Chair, Principal Investigator Coordinating Committee Exactis Innovation & Head of the Division of Medical Oncology & Hematology, Sunnybrook Hospital

Garry Batist HS

Dr. Gerald Batist

Co-Founder & Chief Medical Officer, Exactis Innovation & Director, McGill Centre for Translational Research in Cancer

The COVID-19 pandemic has led to the diagnosis of patients with more advanced cancers. Targeted treatments will help Canada tackle this challenge.


Cancer specialists are concerned about the effects of the COVID-19 pandemic on cancer diagnosis and treatment. Initial suspension of preventive screening programs and delays in treatment, along with patients avoiding doctor visits out of fear of catching the virus, have led to Canadians being diagnosed later and with more advanced cancers, which are harder to treat.

Tackling this challenge will require innovation to deliver better, more targeted treatments — providing the right treatment to the right person at the right time. Exactis Innovation is a pan-Canadian network helping clinicians do just that. Since December 2015, the Personalize My Treatment (PMT) initiative has been enrolling cancer patients into a registry that captures their medical history and the molecular and genomic characteristics of their cancer. The goal of the network is to increase the number of precision oncology trials in Canada and increase access to novel targeted treatments for Canadian cancer patients.

How has the COVID-19 pandemic affected cancer diagnosis and treatment and how can the health care system solve this challenge?

Worldwide, there was more than a 50 to 75 percent reduction in some cancer screenings and surgeries. As patients start coming back, we’re seeing more advanced cancers. There has been modelling that shows that there will be an increase in mortality over the next few years.
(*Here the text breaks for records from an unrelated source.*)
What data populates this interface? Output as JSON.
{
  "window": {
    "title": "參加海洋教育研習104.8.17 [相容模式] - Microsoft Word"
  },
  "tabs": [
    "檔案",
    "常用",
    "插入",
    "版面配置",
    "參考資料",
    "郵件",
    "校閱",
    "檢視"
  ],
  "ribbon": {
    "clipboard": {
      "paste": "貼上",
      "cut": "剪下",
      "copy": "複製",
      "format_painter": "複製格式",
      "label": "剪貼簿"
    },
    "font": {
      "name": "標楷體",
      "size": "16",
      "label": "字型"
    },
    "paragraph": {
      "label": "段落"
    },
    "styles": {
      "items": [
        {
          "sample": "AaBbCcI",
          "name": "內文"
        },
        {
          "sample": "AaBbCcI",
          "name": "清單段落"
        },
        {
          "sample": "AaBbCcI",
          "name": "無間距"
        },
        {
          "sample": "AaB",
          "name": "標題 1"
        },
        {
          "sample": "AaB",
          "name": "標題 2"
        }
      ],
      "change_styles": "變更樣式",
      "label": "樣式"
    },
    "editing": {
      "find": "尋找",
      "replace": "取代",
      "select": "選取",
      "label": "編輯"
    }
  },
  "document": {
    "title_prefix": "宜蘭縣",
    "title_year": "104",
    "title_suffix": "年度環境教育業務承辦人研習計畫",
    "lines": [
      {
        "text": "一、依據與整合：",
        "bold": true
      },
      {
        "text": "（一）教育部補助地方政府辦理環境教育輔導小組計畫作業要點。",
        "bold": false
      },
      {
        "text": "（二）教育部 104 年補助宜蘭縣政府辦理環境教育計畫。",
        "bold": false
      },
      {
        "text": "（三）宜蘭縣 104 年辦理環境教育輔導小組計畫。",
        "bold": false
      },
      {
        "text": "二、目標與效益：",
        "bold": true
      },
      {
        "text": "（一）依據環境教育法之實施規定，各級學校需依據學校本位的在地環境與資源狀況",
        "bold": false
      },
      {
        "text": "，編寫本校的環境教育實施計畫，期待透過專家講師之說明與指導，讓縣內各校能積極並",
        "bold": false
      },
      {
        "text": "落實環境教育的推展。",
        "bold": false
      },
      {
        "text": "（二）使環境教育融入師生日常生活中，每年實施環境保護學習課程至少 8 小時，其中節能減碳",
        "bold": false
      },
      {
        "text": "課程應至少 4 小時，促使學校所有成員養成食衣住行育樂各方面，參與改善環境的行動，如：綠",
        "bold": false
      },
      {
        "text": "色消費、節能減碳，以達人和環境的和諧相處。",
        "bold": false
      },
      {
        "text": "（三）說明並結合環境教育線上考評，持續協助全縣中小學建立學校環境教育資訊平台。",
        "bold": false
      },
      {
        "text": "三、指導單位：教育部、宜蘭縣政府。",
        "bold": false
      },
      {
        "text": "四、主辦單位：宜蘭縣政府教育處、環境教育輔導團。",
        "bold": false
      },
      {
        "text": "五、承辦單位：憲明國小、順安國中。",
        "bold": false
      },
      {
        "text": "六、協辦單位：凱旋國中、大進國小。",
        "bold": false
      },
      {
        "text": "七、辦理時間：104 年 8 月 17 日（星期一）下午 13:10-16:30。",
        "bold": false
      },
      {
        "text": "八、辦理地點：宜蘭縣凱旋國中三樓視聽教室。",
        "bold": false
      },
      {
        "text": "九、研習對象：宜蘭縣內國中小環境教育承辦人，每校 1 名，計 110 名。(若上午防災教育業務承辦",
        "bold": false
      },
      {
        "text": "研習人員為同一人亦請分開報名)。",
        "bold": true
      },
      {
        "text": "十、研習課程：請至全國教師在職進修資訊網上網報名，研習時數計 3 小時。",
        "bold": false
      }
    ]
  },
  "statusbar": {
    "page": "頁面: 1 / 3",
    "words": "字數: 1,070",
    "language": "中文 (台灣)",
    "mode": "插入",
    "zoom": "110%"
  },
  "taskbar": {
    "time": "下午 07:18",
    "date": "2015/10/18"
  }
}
To mitigate that, we’ll need to rebuild our human resources, especially by hiring more nurses, to increase capacity. But to beat cancer, we’ll also need to crank up our clinical research tremendously, with new treatments for better outcomes.

How will precision medicine help reach these goals?

Precision medicine gives you much better outcomes. If we have this tsunami of cancer patients, with even more advanced disease, and we keep giving them standard chemotherapy, the same outcomes will occur. We need research and innovation to get ourselves out of this. In Canada, we’re slow to approve a variety of drugs, so the way that we access new treatments is by putting patients on clinical trials that give them access to these drugs.

How is Exactis Innovation advancing precision medicine in Canada?

Though I’m based at Sunnybrook, I’m linked with all of the centres that are part of the Exactis network. For me, Exactis is about furthering the precision medicine agenda and bringing more trials to Canada to benefit patients. So as a centre, we’re involved in the studies, but we also collaborate with principal investigators from other centres to advance that agenda toward precise treatments.

What most excites you about the advancement of precision medicine?

Discovering biomarkers that can help you select the right treatment for the right person at the right time is hugely important. Also, in being more precise about treatments, it’s not just about living longer, it’s about living better. More targeted therapy helps to reduce the toxicity of the medications. Hitting the right target maximizes quality of life and minimizes toxicity. We always knew that one size did not fit all, we just didn’t have the tools to be able to select treatments. We’re moving into this era where we’re starting to do that and it’s hugely exciting.